Wednesday, February 09, 2011

Reading :: Reputation

Reputation: A Network Interpretation
By Kenneth H. Craik


I've been reading a lot of social network analysis lately, mostly in sociology and related disciplines. But other disciplines have picked up elements of network analysis, including psychology. Kenneth Craik is Professor Emeritus of Psychology at Berkeley, and Reputation involves a networked understanding of reputation from a psychological viewpoint.

Such an understanding isn't new - but, Craik tells us, the study of reputation has suffered "an interrupted mode of development": although Mark May and Phillip Vernon "advocated the study of person's reputation as centrally informative regarding an individual's personality" in the 1930s, that line of inquiry was dismissed in the late 1930s (p.126).

Craik aims to make up for lost time with a great deal of framework-building. He begins the book by defining reputation: "Reputation is not located on or in a person, like a left elbow or a knack for languages. Reputation is a dispersed phenomenon that is to be found in the beliefs and assertions of an extensive number of other individuals. ... Reputation is part of the social environment but uniquely referenced to a certain person" (p.xvii). Given the above, Craik defines the reputational network as made of two dimensions:
  • Person knows other
  • Other knows person
and these dimensions form a matrix of people in an individual's reputation network:
  • Social network members (Person knows other; other knows person)
  • Local and public figures (Person knows other; other does not know person)
  • Unseen audience (Person does not know other; other knows person)
  • Everybody else (Person does not know other; other does not know person) (p.xviii)
The reputation network is the focus for Part I of the book - not what's actually true, not how it affects the individual, but how a reputation network develops and works. Part II turns to the individual whose reputation is under discussion, examining how the network interacts with her or him. For my readers who study rhetoric, think of this understanding of reputation as an extended systematic exploration of ethos.

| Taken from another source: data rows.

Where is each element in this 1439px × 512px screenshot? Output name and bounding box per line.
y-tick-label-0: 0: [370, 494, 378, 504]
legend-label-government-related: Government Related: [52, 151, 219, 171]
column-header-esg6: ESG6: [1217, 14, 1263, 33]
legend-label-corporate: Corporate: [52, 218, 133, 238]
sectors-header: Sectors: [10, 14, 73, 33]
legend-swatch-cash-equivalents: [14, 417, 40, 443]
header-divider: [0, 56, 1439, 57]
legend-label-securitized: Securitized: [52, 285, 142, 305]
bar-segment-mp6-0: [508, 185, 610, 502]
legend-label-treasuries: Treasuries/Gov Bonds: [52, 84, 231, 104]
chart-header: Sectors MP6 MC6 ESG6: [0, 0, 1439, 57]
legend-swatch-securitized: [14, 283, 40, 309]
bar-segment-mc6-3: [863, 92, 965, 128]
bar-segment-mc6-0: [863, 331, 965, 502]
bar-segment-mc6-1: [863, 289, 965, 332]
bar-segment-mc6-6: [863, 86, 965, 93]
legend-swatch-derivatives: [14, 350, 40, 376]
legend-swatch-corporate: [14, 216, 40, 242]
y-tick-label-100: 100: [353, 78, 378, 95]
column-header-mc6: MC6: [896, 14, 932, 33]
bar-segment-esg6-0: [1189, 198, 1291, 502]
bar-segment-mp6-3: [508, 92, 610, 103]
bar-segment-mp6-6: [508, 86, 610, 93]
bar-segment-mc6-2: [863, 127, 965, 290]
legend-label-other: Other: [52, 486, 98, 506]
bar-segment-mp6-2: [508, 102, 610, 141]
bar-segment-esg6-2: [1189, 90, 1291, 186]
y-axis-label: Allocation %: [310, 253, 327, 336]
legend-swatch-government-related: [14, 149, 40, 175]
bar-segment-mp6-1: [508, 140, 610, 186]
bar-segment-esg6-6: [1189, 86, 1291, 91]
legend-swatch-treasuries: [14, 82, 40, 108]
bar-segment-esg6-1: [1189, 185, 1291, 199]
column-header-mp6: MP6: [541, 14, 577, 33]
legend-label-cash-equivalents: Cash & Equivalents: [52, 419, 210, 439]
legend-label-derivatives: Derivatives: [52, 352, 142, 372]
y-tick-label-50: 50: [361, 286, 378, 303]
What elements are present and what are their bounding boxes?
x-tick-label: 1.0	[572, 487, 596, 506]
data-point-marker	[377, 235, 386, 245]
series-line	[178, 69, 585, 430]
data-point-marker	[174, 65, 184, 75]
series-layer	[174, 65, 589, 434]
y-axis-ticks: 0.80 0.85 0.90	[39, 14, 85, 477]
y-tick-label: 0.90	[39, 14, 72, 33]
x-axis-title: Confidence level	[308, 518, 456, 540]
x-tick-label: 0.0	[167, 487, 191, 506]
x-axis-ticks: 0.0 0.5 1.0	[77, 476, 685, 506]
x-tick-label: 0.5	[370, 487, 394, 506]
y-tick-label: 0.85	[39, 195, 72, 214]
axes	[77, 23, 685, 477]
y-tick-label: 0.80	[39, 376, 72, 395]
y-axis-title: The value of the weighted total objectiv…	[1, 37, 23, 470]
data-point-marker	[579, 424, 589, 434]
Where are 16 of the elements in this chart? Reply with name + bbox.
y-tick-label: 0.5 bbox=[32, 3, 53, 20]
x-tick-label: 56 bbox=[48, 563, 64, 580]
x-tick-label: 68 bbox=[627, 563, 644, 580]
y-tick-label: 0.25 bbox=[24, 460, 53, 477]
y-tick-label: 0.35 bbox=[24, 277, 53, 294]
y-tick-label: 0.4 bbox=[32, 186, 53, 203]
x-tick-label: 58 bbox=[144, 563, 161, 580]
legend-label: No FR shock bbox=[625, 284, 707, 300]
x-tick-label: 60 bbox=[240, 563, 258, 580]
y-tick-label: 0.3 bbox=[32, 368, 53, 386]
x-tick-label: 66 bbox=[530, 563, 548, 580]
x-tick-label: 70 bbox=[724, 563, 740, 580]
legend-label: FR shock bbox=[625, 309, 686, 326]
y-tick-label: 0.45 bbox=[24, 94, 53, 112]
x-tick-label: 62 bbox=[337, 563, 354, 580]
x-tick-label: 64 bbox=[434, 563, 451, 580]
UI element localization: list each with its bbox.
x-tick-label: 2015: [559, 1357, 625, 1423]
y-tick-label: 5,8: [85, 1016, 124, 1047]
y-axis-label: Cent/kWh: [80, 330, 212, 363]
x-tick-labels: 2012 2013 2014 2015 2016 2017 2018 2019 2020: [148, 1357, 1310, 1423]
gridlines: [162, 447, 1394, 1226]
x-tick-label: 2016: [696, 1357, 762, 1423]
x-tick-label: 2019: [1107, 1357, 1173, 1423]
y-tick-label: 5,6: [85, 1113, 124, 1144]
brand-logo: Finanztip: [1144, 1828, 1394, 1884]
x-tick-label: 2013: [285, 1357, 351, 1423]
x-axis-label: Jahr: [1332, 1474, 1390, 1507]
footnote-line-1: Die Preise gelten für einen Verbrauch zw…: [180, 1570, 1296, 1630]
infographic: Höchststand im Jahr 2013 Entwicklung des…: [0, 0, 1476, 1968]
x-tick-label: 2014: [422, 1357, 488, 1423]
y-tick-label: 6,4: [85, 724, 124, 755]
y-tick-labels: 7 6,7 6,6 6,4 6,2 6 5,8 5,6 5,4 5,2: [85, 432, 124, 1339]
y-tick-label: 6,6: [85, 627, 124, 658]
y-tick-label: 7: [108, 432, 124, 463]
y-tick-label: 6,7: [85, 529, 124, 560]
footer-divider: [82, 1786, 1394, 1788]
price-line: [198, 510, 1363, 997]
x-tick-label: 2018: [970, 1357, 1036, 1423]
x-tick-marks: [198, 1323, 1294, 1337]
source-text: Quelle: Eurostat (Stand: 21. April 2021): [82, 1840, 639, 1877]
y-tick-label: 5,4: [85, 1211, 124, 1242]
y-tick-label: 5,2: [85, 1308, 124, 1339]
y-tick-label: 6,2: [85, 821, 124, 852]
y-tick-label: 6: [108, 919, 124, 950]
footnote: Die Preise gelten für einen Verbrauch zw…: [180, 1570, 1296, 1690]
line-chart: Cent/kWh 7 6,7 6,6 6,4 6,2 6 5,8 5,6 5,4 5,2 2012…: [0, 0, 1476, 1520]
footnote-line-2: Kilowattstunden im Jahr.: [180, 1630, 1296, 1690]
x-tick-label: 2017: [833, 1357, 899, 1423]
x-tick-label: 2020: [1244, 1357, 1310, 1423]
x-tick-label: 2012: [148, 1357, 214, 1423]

Craik develops three themes for reputation:
  • "the membership of a person's reputation network" (Ch.1)
  • "the ongoing social communication process through which news, observations, and impresions about an individual circulate along that person's reputation network" (Ch.2)
  • "the ways in which each member of a person's reputation network gathers and accumulates impressions, beliefs, and evaluations about that specifically identifiable person" (Ch.3; see p.xix).
These elements "generate two major aspects of reputation: the discursive facet, dealing with actively flowing information, and the distributive facet, dealing with latent stored information about the person" (p.xix). In Part I, Craik devotes himself to analyzing these, including how to measure the accuracy and validity of information flowing through a reputation network (p.77).

So that's an overview of Part I, in which Craik manages to "keep the person as agent out of our conceptual analysis for as long as possible" (p.71). In Part II, he turns to the person as agent, examining how that individual is affected by her or his reputation network. He develops a model in which the personality system and social system interact (Ch.7). He also leverages a couple of case studies, including defamation law and an examination of posthumous reputation, to further explore how these systems interact.

The book is far-ranging and develops a strong framework, which Craik details in the Conclusion. However, I found myself skimming through the second half of the book. I don't think this has to do with Craik's writing or analysis so much as the fact that I had trouble applying it to my research or background. I'll likely revisit the book if I become more involved in studying representation. But if that's your interest, I recommend the book.